Abstract P2002: Mst1 Suppresses Pressure Overload-induced Cardiac Hypertrophy But Reduces Cardiac Function Through PERK Phosphorylation

Abstract

Cardiac hypertrophy in response to hemodynamic overload is initially an adaptive mechanism to maintain normal cardiac function by reducing left ventricular (LV) wall stress. Conversely, insufficient hypertrophy could lead to elevated wall stress, causing increased cell death and cardiac dysfunction. The Hippo pathway plays an important role in determining organ size. Mammalian sterile 20-like kinase 1 (Mst1) is the key serine-threonine kinase in the Hippo pathway, controlling cell death, proliferation, and differentiation.

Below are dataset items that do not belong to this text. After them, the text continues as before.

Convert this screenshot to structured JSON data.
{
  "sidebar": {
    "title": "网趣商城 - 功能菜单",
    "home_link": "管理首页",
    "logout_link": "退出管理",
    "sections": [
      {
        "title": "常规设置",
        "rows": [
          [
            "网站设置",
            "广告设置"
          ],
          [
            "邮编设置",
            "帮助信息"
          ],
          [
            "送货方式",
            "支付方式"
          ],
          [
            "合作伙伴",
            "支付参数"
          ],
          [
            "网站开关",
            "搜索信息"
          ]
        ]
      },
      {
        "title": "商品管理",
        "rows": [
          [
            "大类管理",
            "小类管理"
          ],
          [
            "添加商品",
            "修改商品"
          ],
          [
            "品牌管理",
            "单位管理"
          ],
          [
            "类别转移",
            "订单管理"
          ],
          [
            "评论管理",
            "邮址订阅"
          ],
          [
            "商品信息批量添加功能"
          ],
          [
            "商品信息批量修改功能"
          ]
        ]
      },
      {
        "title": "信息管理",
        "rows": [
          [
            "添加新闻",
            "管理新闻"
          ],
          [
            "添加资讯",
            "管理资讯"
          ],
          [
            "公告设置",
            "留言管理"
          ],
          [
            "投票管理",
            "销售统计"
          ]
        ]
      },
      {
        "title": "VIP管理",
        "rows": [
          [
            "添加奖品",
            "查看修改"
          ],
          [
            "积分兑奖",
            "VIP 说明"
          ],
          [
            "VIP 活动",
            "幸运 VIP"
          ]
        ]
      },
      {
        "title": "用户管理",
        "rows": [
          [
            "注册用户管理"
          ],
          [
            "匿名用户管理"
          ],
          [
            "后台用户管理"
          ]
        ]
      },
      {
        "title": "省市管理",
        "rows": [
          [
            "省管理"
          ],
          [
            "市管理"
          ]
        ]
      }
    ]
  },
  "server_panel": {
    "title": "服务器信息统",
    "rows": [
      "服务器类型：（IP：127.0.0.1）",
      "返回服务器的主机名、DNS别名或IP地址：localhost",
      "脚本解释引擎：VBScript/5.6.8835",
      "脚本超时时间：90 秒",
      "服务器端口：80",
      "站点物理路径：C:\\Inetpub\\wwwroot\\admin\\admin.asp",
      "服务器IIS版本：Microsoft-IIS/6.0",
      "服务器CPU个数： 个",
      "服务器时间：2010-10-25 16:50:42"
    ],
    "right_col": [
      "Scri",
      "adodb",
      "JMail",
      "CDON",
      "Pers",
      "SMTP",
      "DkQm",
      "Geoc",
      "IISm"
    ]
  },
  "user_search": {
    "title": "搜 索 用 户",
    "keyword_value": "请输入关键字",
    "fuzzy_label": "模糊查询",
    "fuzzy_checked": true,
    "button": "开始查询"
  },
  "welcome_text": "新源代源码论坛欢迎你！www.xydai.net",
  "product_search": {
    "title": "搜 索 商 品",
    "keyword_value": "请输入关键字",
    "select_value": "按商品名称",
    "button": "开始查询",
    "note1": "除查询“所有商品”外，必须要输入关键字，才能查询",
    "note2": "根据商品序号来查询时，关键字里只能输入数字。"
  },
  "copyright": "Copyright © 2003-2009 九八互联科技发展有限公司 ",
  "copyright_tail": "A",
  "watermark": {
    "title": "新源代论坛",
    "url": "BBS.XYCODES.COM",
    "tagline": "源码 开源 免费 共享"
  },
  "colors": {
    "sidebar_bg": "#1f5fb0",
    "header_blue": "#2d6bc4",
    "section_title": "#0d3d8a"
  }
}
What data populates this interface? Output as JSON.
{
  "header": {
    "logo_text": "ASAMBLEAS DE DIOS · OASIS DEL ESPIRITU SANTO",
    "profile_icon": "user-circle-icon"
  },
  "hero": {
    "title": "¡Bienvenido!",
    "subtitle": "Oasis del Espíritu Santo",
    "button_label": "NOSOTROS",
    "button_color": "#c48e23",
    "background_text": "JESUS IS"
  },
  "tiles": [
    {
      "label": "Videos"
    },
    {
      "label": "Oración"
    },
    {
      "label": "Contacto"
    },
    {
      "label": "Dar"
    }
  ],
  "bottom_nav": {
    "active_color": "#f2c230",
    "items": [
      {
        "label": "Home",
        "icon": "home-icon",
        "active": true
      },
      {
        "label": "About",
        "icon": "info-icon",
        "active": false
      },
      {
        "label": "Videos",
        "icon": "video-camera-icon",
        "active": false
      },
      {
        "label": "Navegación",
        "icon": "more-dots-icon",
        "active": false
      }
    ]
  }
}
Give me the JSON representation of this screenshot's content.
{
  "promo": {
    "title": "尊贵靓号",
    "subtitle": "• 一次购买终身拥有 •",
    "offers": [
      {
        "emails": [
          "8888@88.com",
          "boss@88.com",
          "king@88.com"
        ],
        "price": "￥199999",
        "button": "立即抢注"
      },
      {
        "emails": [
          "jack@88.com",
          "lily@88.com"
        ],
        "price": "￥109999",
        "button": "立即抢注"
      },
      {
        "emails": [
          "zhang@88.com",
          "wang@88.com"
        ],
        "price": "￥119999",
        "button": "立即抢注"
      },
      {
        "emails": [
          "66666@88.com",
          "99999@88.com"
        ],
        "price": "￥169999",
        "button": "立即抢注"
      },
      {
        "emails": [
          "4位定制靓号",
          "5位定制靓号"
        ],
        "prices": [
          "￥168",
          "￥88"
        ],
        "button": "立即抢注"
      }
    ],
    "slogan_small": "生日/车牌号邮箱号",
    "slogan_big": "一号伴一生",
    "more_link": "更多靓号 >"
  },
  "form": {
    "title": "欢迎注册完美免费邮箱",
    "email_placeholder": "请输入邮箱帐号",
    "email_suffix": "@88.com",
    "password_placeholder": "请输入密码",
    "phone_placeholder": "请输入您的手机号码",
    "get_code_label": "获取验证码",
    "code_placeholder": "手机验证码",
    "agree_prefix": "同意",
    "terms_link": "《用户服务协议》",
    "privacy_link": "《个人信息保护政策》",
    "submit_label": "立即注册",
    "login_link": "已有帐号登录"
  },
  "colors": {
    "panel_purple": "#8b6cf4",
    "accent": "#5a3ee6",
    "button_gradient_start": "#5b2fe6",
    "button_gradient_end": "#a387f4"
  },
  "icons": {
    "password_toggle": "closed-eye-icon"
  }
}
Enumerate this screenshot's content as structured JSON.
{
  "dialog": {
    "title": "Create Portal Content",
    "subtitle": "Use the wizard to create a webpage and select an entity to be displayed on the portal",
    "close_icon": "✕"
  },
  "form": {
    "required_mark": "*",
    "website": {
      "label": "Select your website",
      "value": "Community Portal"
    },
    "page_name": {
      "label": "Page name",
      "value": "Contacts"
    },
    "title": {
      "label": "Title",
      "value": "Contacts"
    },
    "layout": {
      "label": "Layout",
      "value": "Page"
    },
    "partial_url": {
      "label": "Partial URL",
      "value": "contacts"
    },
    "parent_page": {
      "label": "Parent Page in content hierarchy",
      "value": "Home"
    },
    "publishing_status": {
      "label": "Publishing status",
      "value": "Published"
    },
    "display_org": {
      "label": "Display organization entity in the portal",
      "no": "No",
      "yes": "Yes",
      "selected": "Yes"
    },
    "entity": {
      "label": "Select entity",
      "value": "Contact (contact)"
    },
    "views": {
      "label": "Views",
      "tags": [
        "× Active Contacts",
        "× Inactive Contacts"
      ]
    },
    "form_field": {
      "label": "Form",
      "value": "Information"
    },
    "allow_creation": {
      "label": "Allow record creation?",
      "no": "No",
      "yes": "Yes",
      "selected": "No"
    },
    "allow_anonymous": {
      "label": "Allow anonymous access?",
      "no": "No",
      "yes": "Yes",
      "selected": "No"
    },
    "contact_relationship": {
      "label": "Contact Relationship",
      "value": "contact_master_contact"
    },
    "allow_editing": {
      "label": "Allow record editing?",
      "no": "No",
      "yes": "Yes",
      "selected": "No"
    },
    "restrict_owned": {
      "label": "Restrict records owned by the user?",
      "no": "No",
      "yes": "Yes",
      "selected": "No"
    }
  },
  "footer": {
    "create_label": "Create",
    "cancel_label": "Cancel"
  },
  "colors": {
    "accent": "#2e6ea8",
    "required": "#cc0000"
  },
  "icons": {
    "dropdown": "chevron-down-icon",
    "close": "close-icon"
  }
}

Mice with cardiac-specific overexpression of Mst1 (Tg-Mst1) fail to develop compensatory hypertrophy despite LV dysfunction and dilation at baseline. To elucidate the mechanism through which Mst1 inhibits cardiac hypertrophy, pressure overload (PO) was imposed on WT and Tg-Mst1 mice by transverse aortic constriction (TAC). TAC-induced increases in LV weight/body weight were significantly suppressed in Tg-Mst1 mice (5.8 vs WT 5.1, p<0.05). LV ejection fraction (EF) after TAC was lower in Tg-Mst1 mice than in WT mice (40% vs WT 60%, p<0.01), consistent with the notion that Mst1 promotes PO-induced systolic dysfunction in part by inhibiting compensatory hypertrophy. Mst1 interacted with and induced phosphorylation of protein kinase RNA-like endoplasmic reticulum kinase (PERK). We generated knock-in mice expressing phosphorylation-resistant PERK (PERK-KI) and performed TAC on WT and PERK-KI mice. LVEF was preserved in PERK-KI mice compared to in WT mice (67% vs WT 46%, p<0.05) after 8 weeks of TAC. PO-induced increases in lung congestion were attenuated in PERK-KI mice compared to in WT mice (10 vs WT 11.5, p<0.05). Despite the improvement in cardiac function, cardiac hypertrophy was not attenuated in PERK-KI mice. These results suggest that phosphorylation of PERK by Mst1 is detrimental for the heart during PO, in part due to suppression of compensatory hypertrophy.